ASET was invented and is performed by the AGS lab. The mind-bending colored stains that would make Hermann Rorschach proud are prominently featured on every AGS diamond certificate. No other labs except AGS perform, use, or recognize this so-called “test.”
Using ASET on any antique cut diamond is like giving a prostate exam to a woman. It makes no sense and serves no purpose.
Reputable jewelers do not use ASET. No Jewelry Trade group recognizes ASET as a legitimate diamond evaluation tool. It’s a scam perpetrated by AGS in their effort to undermine GIA supremacy in the field of diamond grading. A small group of dealers congregating around a fake “consumer” website called Pricescope uses ASET as a marketing tool to sell AGS-graded diamonds.
Much like Turkish coffee reading, ASET requires charismatic storytelling and vivid imagination. To test a diamond, you will need to get the ASET gizmo from AGS or eBay for a fraction of the AGS price.
The cone is colored in a bright green and pink color. The diamond is placed on a clear tray (included) sitting on a light source (your cell phone). Look through the magnifier peephole, and you see the stone in psychedelic colors.
Those who fall for the ASET scam are consumers who trust penpals on the web forums more than they trust qualified and experienced jewelers and diamondaires.
The third stage of every con job is to encourage the victim’s greed. An AGS jeweler does it by hinting that the ASET test uncovered the diamond’s “hidden value,” which ultimately impairs the cheapskate’s rational judgment. It’s an easy racket – the customers have no clue what they are looking for when they stare at the ASET pictures.

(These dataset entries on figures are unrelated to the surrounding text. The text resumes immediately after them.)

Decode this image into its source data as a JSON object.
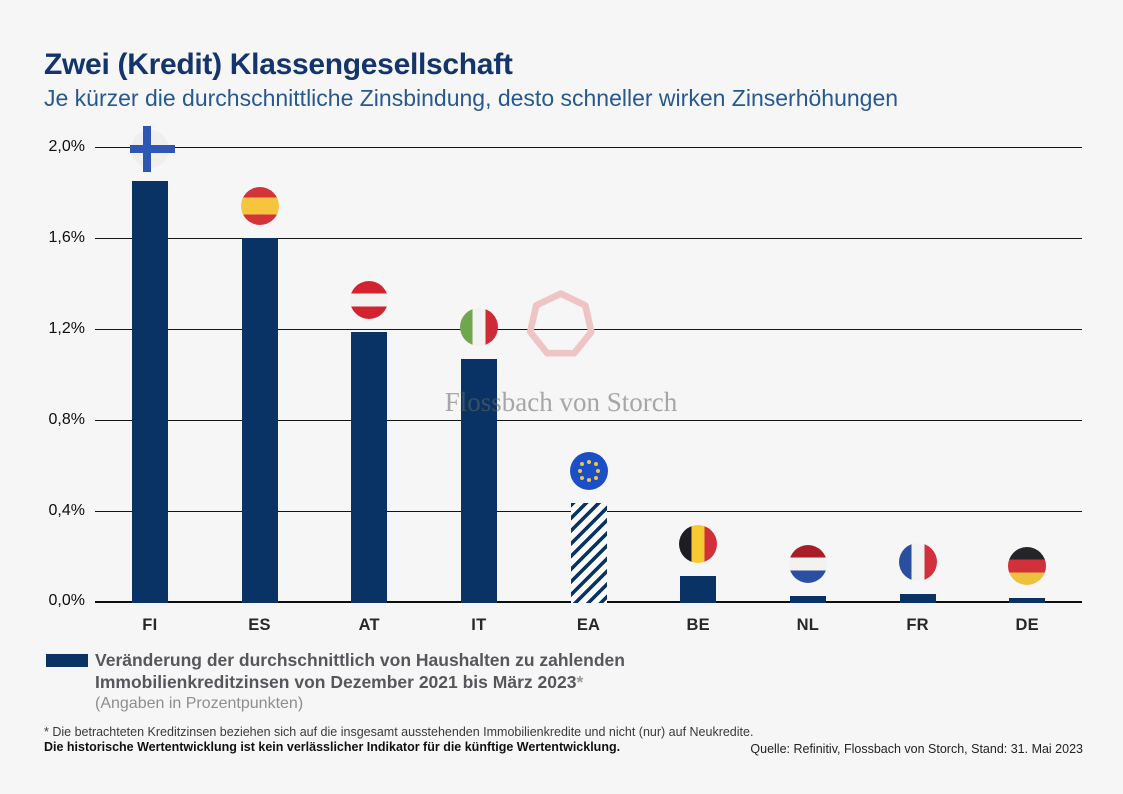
{
  "header": {
    "title": "Zwei (Kredit) Klassengesellschaft",
    "subtitle": "Je kürzer die durchschnittliche Zinsbindung, desto schneller wirken Zinserhöhungen"
  },
  "chart_data": {
    "type": "bar",
    "title": "Zwei (Kredit) Klassengesellschaft",
    "categories": [
      "FI",
      "ES",
      "AT",
      "IT",
      "EA",
      "BE",
      "NL",
      "FR",
      "DE"
    ],
    "values": [
      1.85,
      1.6,
      1.19,
      1.07,
      0.44,
      0.12,
      0.03,
      0.04,
      0.02
    ],
    "series_label": "Veränderung der durchschnittlich von Haushalten zu zahlenden Immobilienkreditzinsen von Dezember 2021 bis März 2023 (Angaben in Prozentpunkten)",
    "flag_codes": [
      "fi",
      "es",
      "at",
      "it",
      "eu",
      "be",
      "nl",
      "fr",
      "de"
    ],
    "hatched_category": "EA",
    "bar_color": "#0a3365",
    "ylim": [
      0,
      2.0
    ],
    "yticks_top_down": [
      "2,0%",
      "1,6%",
      "1,2%",
      "0,8%",
      "0,4%",
      "0,0%"
    ],
    "grid": true,
    "legend_position": "bottom-left"
  },
  "watermark": {
    "text": "Flossbach von Storch",
    "logo_color": "#eec5c4"
  },
  "legend": {
    "swatch_color": "#0a3365",
    "line1": "Veränderung der durchschnittlich von Haushalten zu zahlenden",
    "line2": "Immobilienkreditzinsen von Dezember 2021 bis März 2023",
    "asterisk": "*",
    "note": "(Angaben in Prozentpunkten)"
  },
  "footnotes": {
    "line1": "* Die betrachteten Kreditzinsen beziehen sich auf die insgesamt ausstehenden Immobilienkredite und nicht (nur) auf Neukredite.",
    "line2": "Die historische Wertentwicklung ist kein verlässlicher Indikator für die künftige Wertentwicklung."
  },
  "source": "Quelle: Refinitiv, Flossbach von Storch, Stand: 31. Mai 2023"
}
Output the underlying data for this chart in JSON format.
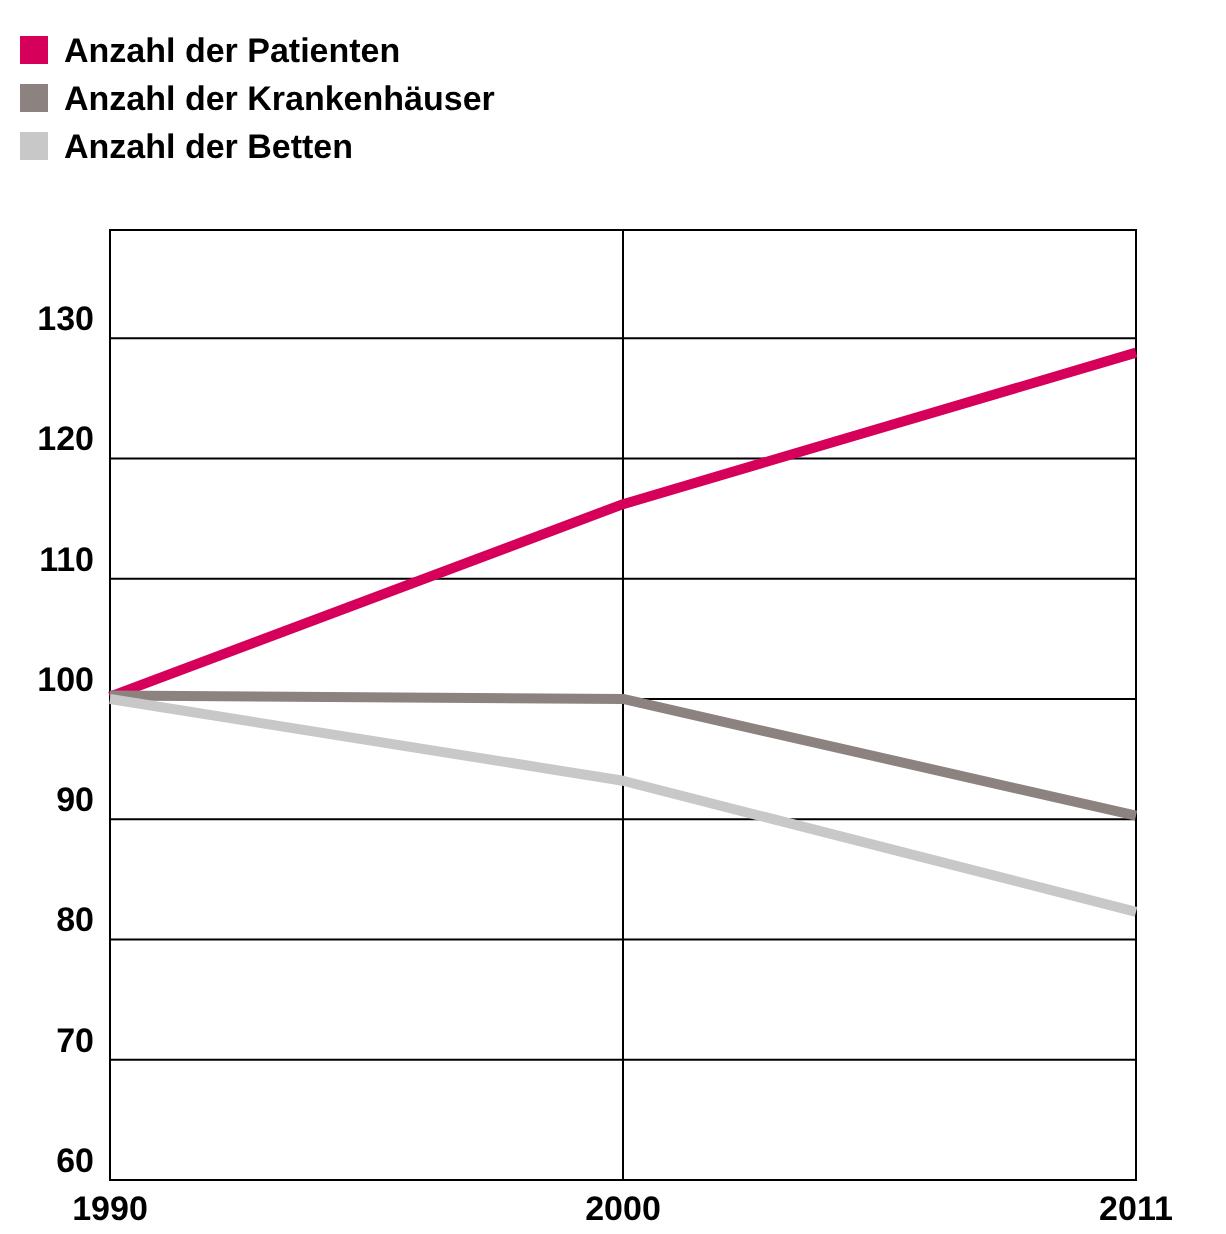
{
  "chart_data": {
    "type": "line",
    "categories": [
      "1990",
      "2000",
      "2011"
    ],
    "series": [
      {
        "name": "Anzahl der Patienten",
        "color": "#d6005a",
        "values": [
          100.2,
          116.2,
          128.8
        ]
      },
      {
        "name": "Anzahl der Krankenhäuser",
        "color": "#8c8380",
        "values": [
          100.3,
          100,
          90.3
        ]
      },
      {
        "name": "Anzahl der Betten",
        "color": "#c8c8c8",
        "values": [
          100,
          93.2,
          82.3
        ]
      }
    ],
    "ylim": [
      60,
      139
    ],
    "yticks": [
      60,
      70,
      80,
      90,
      100,
      110,
      120,
      130
    ],
    "grid": true,
    "legend": "top left",
    "marker": "none",
    "line_style": "solid"
  }
}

When the diamond is lit up from behind, the three colored bands are reflected by the diamond’s facets. You can see the mosaic of colored reflections through the ASET peephole. Depending on their angle, facets reflect the colors of the cone’s wall. According to the AGS, this kaleidoscopic pattern represents a map of a diamond’s “light performance.”
Here is what the colors mean according to AGS pseudoscientific gibberish:
- White is “bad.”
- Green is “sort of bad, but we can twist it around.”
- Red is “good.”
- Blue is “we haven’t decided yet.”
All diamonds leak light. There is nothing wrong with it. The light typically dissipates sideways or goes through the stone. Only poorly cut diamonds leak an excess of light that is a cause for concern. A diamond with an excellent cut by GIA, by definition, reflects all the light necessary to have exceptional brilliance and fire.
AGS claims that the ASET evaluates the “light performance.” Are you buying a Ferrari or a diamond? There is no performance in diamonds, just like there is no performance in paintings. It’s either a well-cut gem or junk not worth consideration. The subtle differences between ideal-cut diamonds should not be evaluated. They are a beautiful scope of diversity, each triple-X diamond slightly different yet as perfect as any other.
There is no science behind ASET; it’s a diamond marketing tool. Of course, they will dispute this and tell you that it is a product of decade-long research, but can you trust the lab that routinely over grades diamonds? I certainly would not.
The ASET was initially intended for “analyzing” round diamonds. Once AGS dealers sensed an opportunity, the racket was extended to fancy shapes as well. Using a round ASET cone on a fancy-shaped diamond is as ridiculous as jamming a square peg into a round hole. Three-card Monte con can be played with any deck of cards.
The effect of the mounting
The difference between good ASET and bad ASET is so minor that it pales in comparison to other factors, such as the dramatic effect a mounting has on the stone. A setting that holds the diamond significantly alters the stone’s optical properties. Even the top stone set into a low-end ring will look dull and less brilliant.
GIA ideal cut diamond (XXX grade) is enough to guarantee a spectacular-looking diamond. You are better off putting more thoughts into the setting.